Manczinger Máté, Kemény Lajos
Department of Dermatology and Allergology, University of Szeged, Szeged, Hungary.
MTA-SZTE Dermatological Research Group, University of Szeged, Szeged, Hungary.
PeerJ. 2018 Jul 3;6:e5118. doi: 10.7717/peerj.5118. eCollection 2018.
HLA class II proteins are important elements of human adaptive immune recognition and are associated with numerous infectious and immune-mediated diseases. These highly variable molecules can be classified into DP, DQ and DR groups. It has been proposed that in contrast with DP and DR, epitope binding by DQ variants rather results in immune tolerance. However, the pieces of evidence are limited and controversial. We found that DQ molecules bind more human epitopes than DR. Pathogen-associated epitopes bound by DQ molecules are more similar to human proteins than the ones bound by DR. Accordingly, DQ molecules bind epitopes of significantly different pathogen species. Moreover, the binding of autoimmunity-associated epitopes by DQ confers protection from autoimmune diseases. Our results suggest a special role of HLA-DQ in immune homeostasis and help to better understand the association of HLA molecules with infectious and autoimmune diseases.

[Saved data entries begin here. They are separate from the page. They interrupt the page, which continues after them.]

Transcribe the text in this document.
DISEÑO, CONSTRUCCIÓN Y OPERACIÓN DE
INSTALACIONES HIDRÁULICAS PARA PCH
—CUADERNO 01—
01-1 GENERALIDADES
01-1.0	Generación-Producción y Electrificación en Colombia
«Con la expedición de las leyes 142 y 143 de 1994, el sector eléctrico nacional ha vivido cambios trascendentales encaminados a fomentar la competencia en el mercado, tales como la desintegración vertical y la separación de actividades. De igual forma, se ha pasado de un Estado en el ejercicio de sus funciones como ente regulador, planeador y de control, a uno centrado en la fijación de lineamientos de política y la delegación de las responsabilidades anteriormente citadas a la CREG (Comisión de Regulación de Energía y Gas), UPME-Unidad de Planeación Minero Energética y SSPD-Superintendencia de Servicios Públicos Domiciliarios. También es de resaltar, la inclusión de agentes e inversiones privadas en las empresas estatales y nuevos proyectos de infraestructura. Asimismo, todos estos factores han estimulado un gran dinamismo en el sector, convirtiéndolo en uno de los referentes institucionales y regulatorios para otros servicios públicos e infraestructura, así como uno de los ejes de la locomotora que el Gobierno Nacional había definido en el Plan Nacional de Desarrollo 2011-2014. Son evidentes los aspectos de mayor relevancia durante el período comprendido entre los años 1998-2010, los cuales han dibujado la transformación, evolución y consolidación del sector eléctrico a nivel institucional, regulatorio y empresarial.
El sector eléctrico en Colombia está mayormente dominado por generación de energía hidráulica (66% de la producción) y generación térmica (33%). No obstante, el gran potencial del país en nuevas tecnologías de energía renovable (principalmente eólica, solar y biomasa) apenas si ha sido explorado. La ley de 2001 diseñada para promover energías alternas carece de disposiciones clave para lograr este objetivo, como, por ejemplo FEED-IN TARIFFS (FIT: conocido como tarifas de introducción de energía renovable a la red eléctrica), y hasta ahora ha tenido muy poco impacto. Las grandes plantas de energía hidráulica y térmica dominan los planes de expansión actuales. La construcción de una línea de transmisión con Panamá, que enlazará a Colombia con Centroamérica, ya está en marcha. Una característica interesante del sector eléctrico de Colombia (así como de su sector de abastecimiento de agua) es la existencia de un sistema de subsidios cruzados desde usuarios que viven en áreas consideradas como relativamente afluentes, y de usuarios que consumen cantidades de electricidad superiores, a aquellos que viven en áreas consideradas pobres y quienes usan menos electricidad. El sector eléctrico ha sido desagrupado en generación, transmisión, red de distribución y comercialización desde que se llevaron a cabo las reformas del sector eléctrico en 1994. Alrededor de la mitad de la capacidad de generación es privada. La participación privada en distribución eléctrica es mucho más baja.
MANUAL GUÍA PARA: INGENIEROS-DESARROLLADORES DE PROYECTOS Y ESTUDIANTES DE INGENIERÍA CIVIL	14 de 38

人类白细胞抗原(HLA)II类蛋白是人类适应性免疫识别的重要组成部分,与多种感染性疾病和免疫介导疾病相关。这些高度可变的分子可分为DP、DQ和DR组。有人提出,与DP和DR不同,DQ变体结合表位反而会导致免疫耐受。然而,相关证据有限且存在争议。我们发现,DQ分子比DR分子能结合更多的人类表位。与DR分子结合的病原体相关表位相比,DQ分子结合的病原体相关表位与人类蛋白质更相似。因此,DQ分子结合的是明显不同病原体种类的表位。此外,DQ结合自身免疫相关表位可预防自身免疫性疾病。我们的研究结果表明HLA - DQ在免疫稳态中具有特殊作用,有助于更好地理解HLA分子与感染性疾病和自身免疫性疾病的关联。